Most of us are taught to think that if we are smart, careful, and follow specific rules, we can stop something like sexual violence from happening to us. Sometimes, that has the effect of self-blame for victimization because we "didn't do enough"or "didn't" do the right thing." But as you'll find out, understanding sexual violence better, we want you to understand the facts about sexual violence so you can begin to believe that you did not cause yourself to be assaulted. Rape can happen to anyone.
Rape is a devastating violation of body, mind, and spirit. Sexual assault takes your feelings of control and safety away, no matter who you are or who the perpetrator is. Every survivor has characteristics or previous experiences that impact the way the assault feels to them. Survivors often wonder what they did to cause a sexual assault to happen. Sometimes, placing responsibility on yourself feels safer, as if by blaming yourself, you can ensure it will never happen again. This does not keep you safer because you did not cause the
assault. Experiencing some feelings of guilt is normal, but you are not responsible for the rapist's behavior. The rape was not your fault.
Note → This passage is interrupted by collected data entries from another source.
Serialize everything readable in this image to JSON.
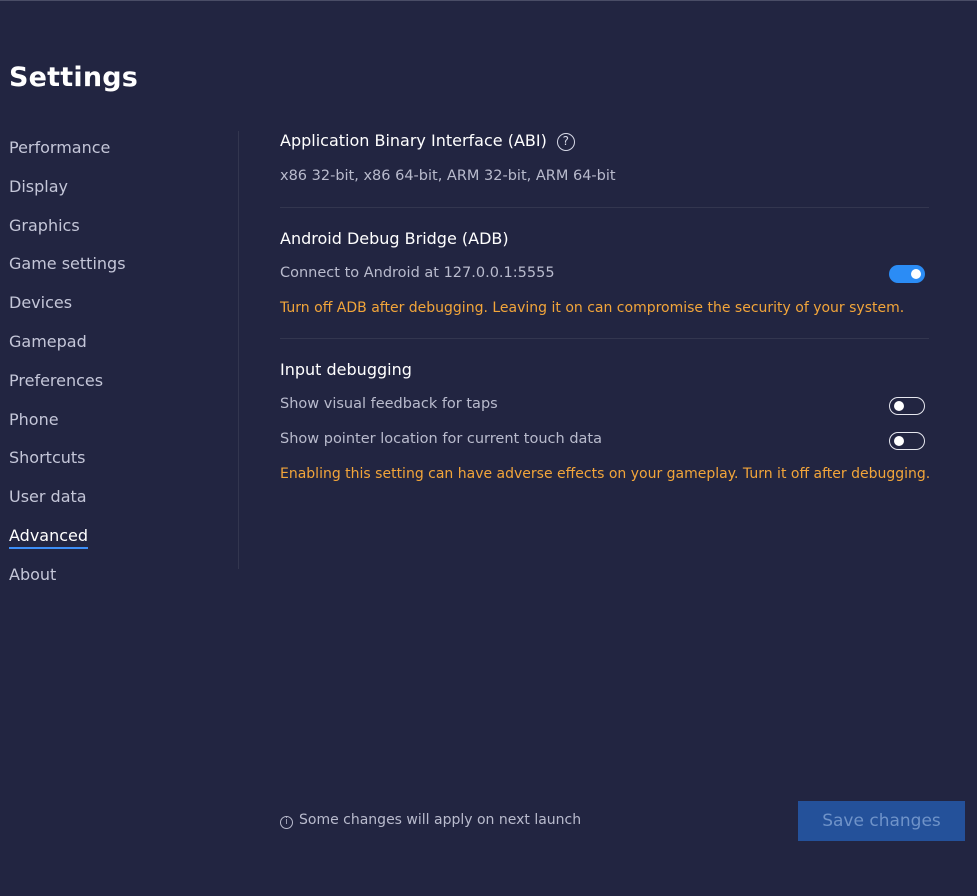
{
  "page": {
    "title": "Settings"
  },
  "sidebar": {
    "items": [
      {
        "label": "Performance"
      },
      {
        "label": "Display"
      },
      {
        "label": "Graphics"
      },
      {
        "label": "Game settings"
      },
      {
        "label": "Devices"
      },
      {
        "label": "Gamepad"
      },
      {
        "label": "Preferences"
      },
      {
        "label": "Phone"
      },
      {
        "label": "Shortcuts"
      },
      {
        "label": "User data"
      },
      {
        "label": "Advanced",
        "active": true
      },
      {
        "label": "About"
      }
    ]
  },
  "abi": {
    "title": "Application Binary Interface (ABI)",
    "help_icon": "?",
    "value": "x86 32-bit, x86 64-bit, ARM 32-bit, ARM 64-bit"
  },
  "adb": {
    "title": "Android Debug Bridge (ADB)",
    "connect_label": "Connect to Android at 127.0.0.1:5555",
    "connect_enabled": true,
    "warning": "Turn off ADB after debugging. Leaving it on can compromise the security of your system."
  },
  "input_debugging": {
    "title": "Input debugging",
    "taps_label": "Show visual feedback for taps",
    "taps_enabled": false,
    "pointer_label": "Show pointer location for current touch data",
    "pointer_enabled": false,
    "warning": "Enabling this setting can have adverse effects on your gameplay. Turn it off after debugging."
  },
  "footer": {
    "info_icon": "i",
    "note": "Some changes will apply on next launch",
    "save_label": "Save changes"
  },
  "colors": {
    "background": "#222541",
    "accent": "#2b8cf5",
    "warning": "#f2a53a",
    "save_button": "#24519a"
  }
}
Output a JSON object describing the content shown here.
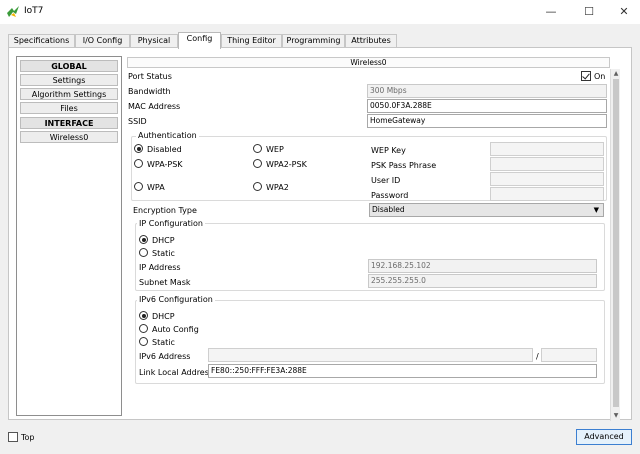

Myth: It could never happen to me.
Reality: Anybody can be raped, regardless of age, gender, gender identity, class, race, occupation, religion, sexual orientation or physical appearance. In Utah, one in eight women will be raped, and one in three will be sexually assaulted.
Myth: I can spot a rapist.
Reality: It is impossible to tell if someone has sexually assaulted or raped another person by simply looking at them.
Myth: Rapists are acting on impulse.
Reality: Sexual assault is an act of violence, power, and control - not passion. Rape is not the result of sexual arousal. Offenders seek power by taking it away from someone else. Sex is the weapon used to commit the crime.
Myth: If I didn't fight back, it's my fault, or it wasn't really rape.
Reality: Submitting to sexual assault to save your life, to keep from being hurt, or because you were afraid does not make it any less of a crime. Some survivors "freeze" or "space out." Deciding to be still or pretend to "go along" with a rapist is another way to fight back and is not the same as consent. SUBMISSION IS NOT CONSENT. If you did not want it, it was sexual assault.
Myth: Rapes are committed in dark alleys by strangers.
Reality: Over 80% of sexual assault cases were perpetrated by men who knew the women they assaulted. According to the U.S. Department of Justice, 6 out of 10 rapes and sexual assaults occur in the victim's home or at the home of a friend, relative, or neighbor.
No one deserves to be raped
If you have been sexually assaulted, the sexual assault was not your fault. Anything you did to live through the rape is valid. Every survivor of sexual violence is different and reacts in their own unique way to an assault. If you do not recognize yourself here, that does not mean your reaction was wrong. For most people, the main task during an assault is survival.